China could choose to run a dirty campaign against highly visible products like Starbucks coffee and Apple iPhones in retaliation for Trump’s tariffs.
As President Donald Trump ratchets up trade war rhetoric against China this week, trade experts worried that the world’s second-largest economy will unleash a Pandora’s Box of punitive tactics against American companies.
After Trump threatened another $200 billion in tariffs in response to China’s pledge to match an initial $50 billion in trade sanctions, the Chinese Ministry of Commerce promised quantitative and qualitative retaliatory measures in its response on Tuesday.
Some economists remained nonplussed by the escalating tensions, pointing out that while the United States imports more than $500 billion worth of goods from China, the value of our exports is only around $130 billion. This imbalance means that China will run out of ammunition in tit-for-tat tariff responses well before the United States, giving it less leverage.
“It’s true that the base on which they can put on additional tariffs is much narrow than the U. S.,” said Ludovic Subran, global head of macroeconomic research at Allianz and chief economist at Euler Hermes.
But Subran and other international trade experts warn not to count China out too quickly.

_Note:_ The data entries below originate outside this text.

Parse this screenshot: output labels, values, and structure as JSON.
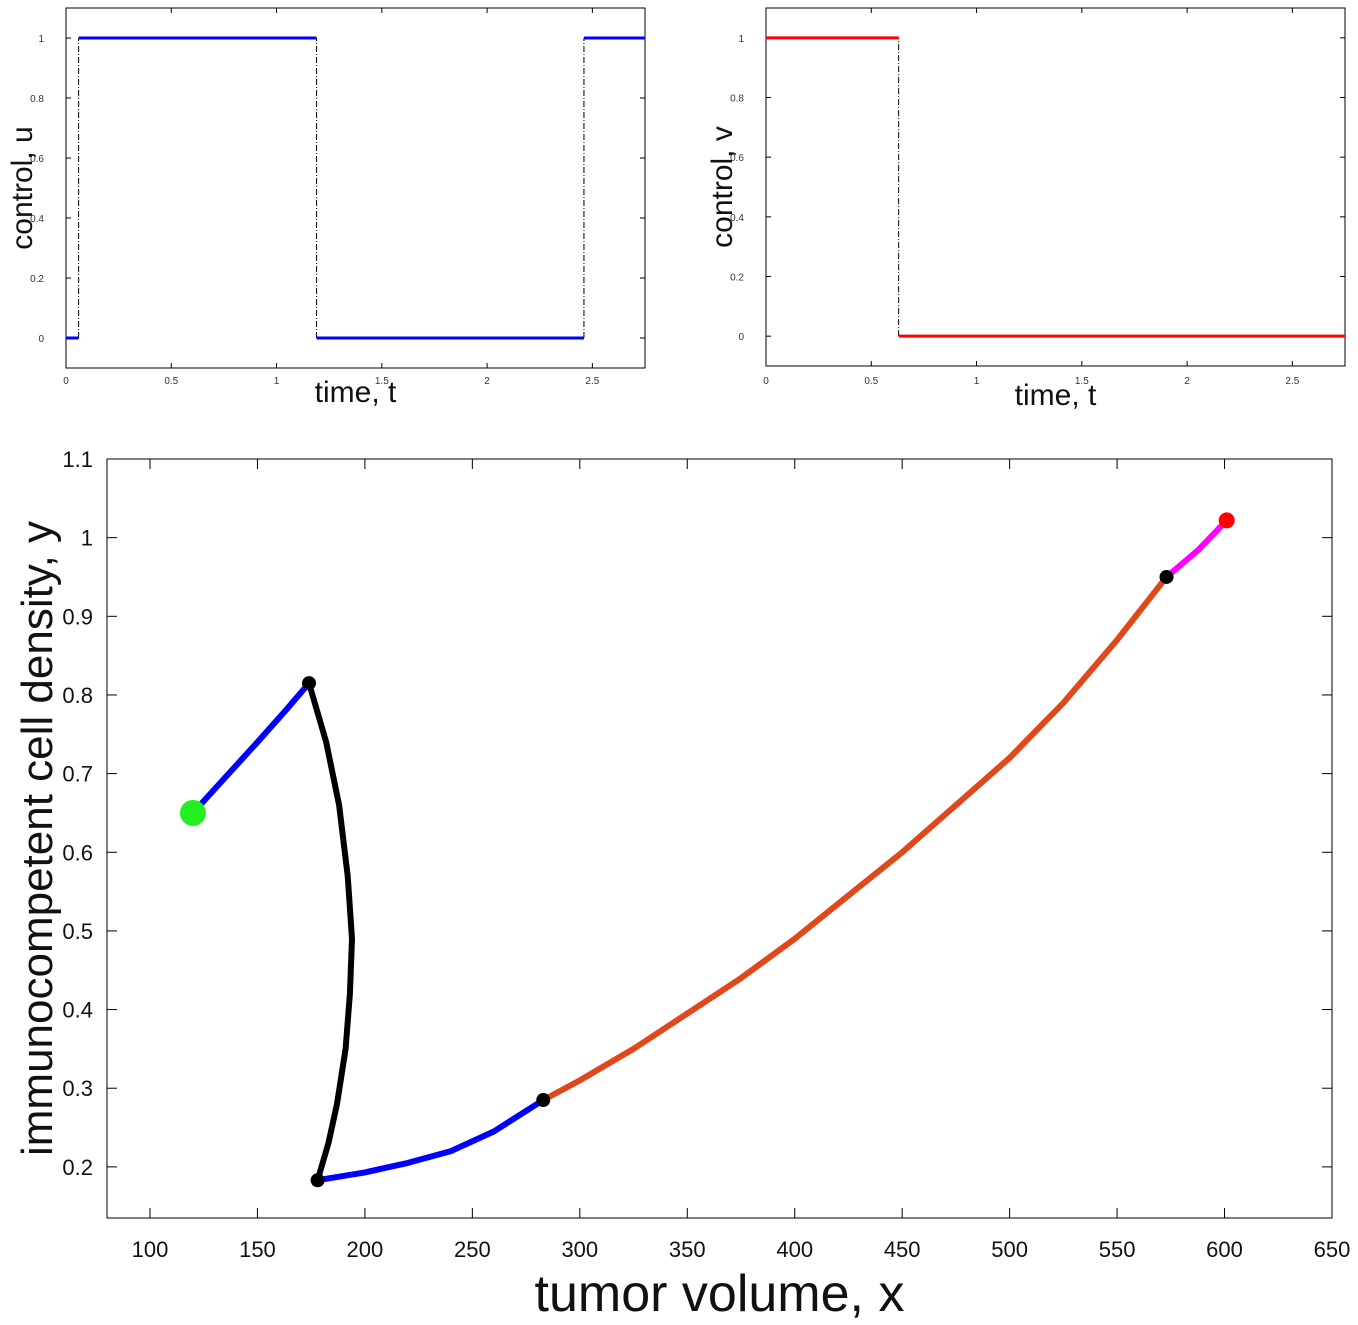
{
  "chart_data": [
    {
      "id": "control_u",
      "type": "line",
      "xlabel": "time, t",
      "ylabel": "control, u",
      "xlim": [
        0,
        2.75
      ],
      "ylim": [
        -0.1,
        1.1
      ],
      "xticks": [
        0,
        0.5,
        1,
        1.5,
        2,
        2.5
      ],
      "xtick_labels": [
        "0",
        "0.5",
        "1",
        "1.5",
        "2",
        "2.5"
      ],
      "yticks": [
        0,
        0.2,
        0.4,
        0.6,
        0.8,
        1
      ],
      "ytick_labels": [
        "0",
        "0.2",
        "0.4",
        "0.6",
        "0.8",
        "1"
      ],
      "grid": false,
      "series": [
        {
          "color": "#0000ff",
          "style": "piecewise-constant",
          "segments": [
            {
              "t_start": 0,
              "t_end": 0.06,
              "value": 0
            },
            {
              "t_start": 0.06,
              "t_end": 1.19,
              "value": 1
            },
            {
              "t_start": 1.19,
              "t_end": 2.46,
              "value": 0
            },
            {
              "t_start": 2.46,
              "t_end": 2.75,
              "value": 1
            }
          ],
          "switch_times": [
            0.06,
            1.19,
            2.46
          ],
          "switch_line_color": "#000000"
        }
      ]
    },
    {
      "id": "control_v",
      "type": "line",
      "xlabel": "time, t",
      "ylabel": "control, v",
      "xlim": [
        0,
        2.75
      ],
      "ylim": [
        -0.1,
        1.1
      ],
      "xticks": [
        0,
        0.5,
        1,
        1.5,
        2,
        2.5
      ],
      "xtick_labels": [
        "0",
        "0.5",
        "1",
        "1.5",
        "2",
        "2.5"
      ],
      "yticks": [
        0,
        0.2,
        0.4,
        0.6,
        0.8,
        1
      ],
      "ytick_labels": [
        "0",
        "0.2",
        "0.4",
        "0.6",
        "0.8",
        "1"
      ],
      "grid": false,
      "series": [
        {
          "color": "#ff0000",
          "style": "piecewise-constant",
          "segments": [
            {
              "t_start": 0,
              "t_end": 0.63,
              "value": 1
            },
            {
              "t_start": 0.63,
              "t_end": 2.75,
              "value": 0
            }
          ],
          "switch_times": [
            0.63
          ],
          "switch_line_color": "#000000"
        }
      ]
    },
    {
      "id": "phase_portrait",
      "type": "line",
      "xlabel": "tumor volume, x",
      "ylabel": "immunocompetent cell density, y",
      "xlim": [
        80,
        650
      ],
      "ylim": [
        0.135,
        1.1
      ],
      "xticks": [
        100,
        150,
        200,
        250,
        300,
        350,
        400,
        450,
        500,
        550,
        600,
        650
      ],
      "xtick_labels": [
        "100",
        "150",
        "200",
        "250",
        "300",
        "350",
        "400",
        "450",
        "500",
        "550",
        "600",
        "650"
      ],
      "yticks": [
        0.2,
        0.3,
        0.4,
        0.5,
        0.6,
        0.7,
        0.8,
        0.9,
        1,
        1.1
      ],
      "ytick_labels": [
        "0.2",
        "0.3",
        "0.4",
        "0.5",
        "0.6",
        "0.7",
        "0.8",
        "0.9",
        "1",
        "1.1"
      ],
      "grid": false,
      "series": [
        {
          "color": "#0000ff",
          "points": [
            [
              120,
              0.65
            ],
            [
              135,
              0.695
            ],
            [
              150,
              0.74
            ],
            [
              163,
              0.78
            ],
            [
              174,
              0.815
            ]
          ]
        },
        {
          "color": "#000000",
          "points": [
            [
              174,
              0.815
            ],
            [
              182,
              0.74
            ],
            [
              188,
              0.66
            ],
            [
              192,
              0.57
            ],
            [
              194,
              0.49
            ],
            [
              193,
              0.42
            ],
            [
              191,
              0.35
            ],
            [
              187,
              0.28
            ],
            [
              183,
              0.23
            ],
            [
              178,
              0.183
            ]
          ]
        },
        {
          "color": "#0000ff",
          "points": [
            [
              178,
              0.183
            ],
            [
              200,
              0.193
            ],
            [
              220,
              0.205
            ],
            [
              240,
              0.22
            ],
            [
              260,
              0.245
            ],
            [
              283,
              0.285
            ]
          ]
        },
        {
          "color": "#e0471a",
          "points": [
            [
              283,
              0.285
            ],
            [
              300,
              0.31
            ],
            [
              325,
              0.35
            ],
            [
              350,
              0.395
            ],
            [
              375,
              0.44
            ],
            [
              400,
              0.49
            ],
            [
              425,
              0.545
            ],
            [
              450,
              0.6
            ],
            [
              475,
              0.66
            ],
            [
              500,
              0.72
            ],
            [
              525,
              0.79
            ],
            [
              550,
              0.87
            ],
            [
              573,
              0.95
            ]
          ]
        },
        {
          "color": "#ff00ff",
          "points": [
            [
              573,
              0.95
            ],
            [
              588,
              0.985
            ],
            [
              601,
              1.022
            ]
          ]
        }
      ],
      "markers": [
        {
          "kind": "start",
          "x": 120,
          "y": 0.65,
          "color": "#22ee22"
        },
        {
          "kind": "switch",
          "x": 174,
          "y": 0.815,
          "color": "#000000"
        },
        {
          "kind": "switch",
          "x": 178,
          "y": 0.183,
          "color": "#000000"
        },
        {
          "kind": "switch",
          "x": 283,
          "y": 0.285,
          "color": "#000000"
        },
        {
          "kind": "switch",
          "x": 573,
          "y": 0.95,
          "color": "#000000"
        },
        {
          "kind": "end",
          "x": 601,
          "y": 1.022,
          "color": "#ff0000"
        }
      ]
    }
  ]
}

“The first thing to observe here is that China is not a country of laws — it’s an authoritarian dictatorship… so from that opening point, China is potentially able to play much, much dirtier than the United States,” said Jacob Kirkegaard, a senior fellow at the Peterson Institute for International Economics, who warned that American businesses could take the punishment for Trump’s antagonism.
“He will essentially force the Chinese government to retaliate in other ways — and those other ways can be much more costly to American firms,” he said. “That belief is premised on a fundamentally erroneous assumption about how the modern economy works… and a lack of concern with how engaged American businesses are involved already in China.”
American manufacturers like automakers have made considerable investments into manufacturing facilities in China, and the financial and professional services sectors have a large and profitable presence there.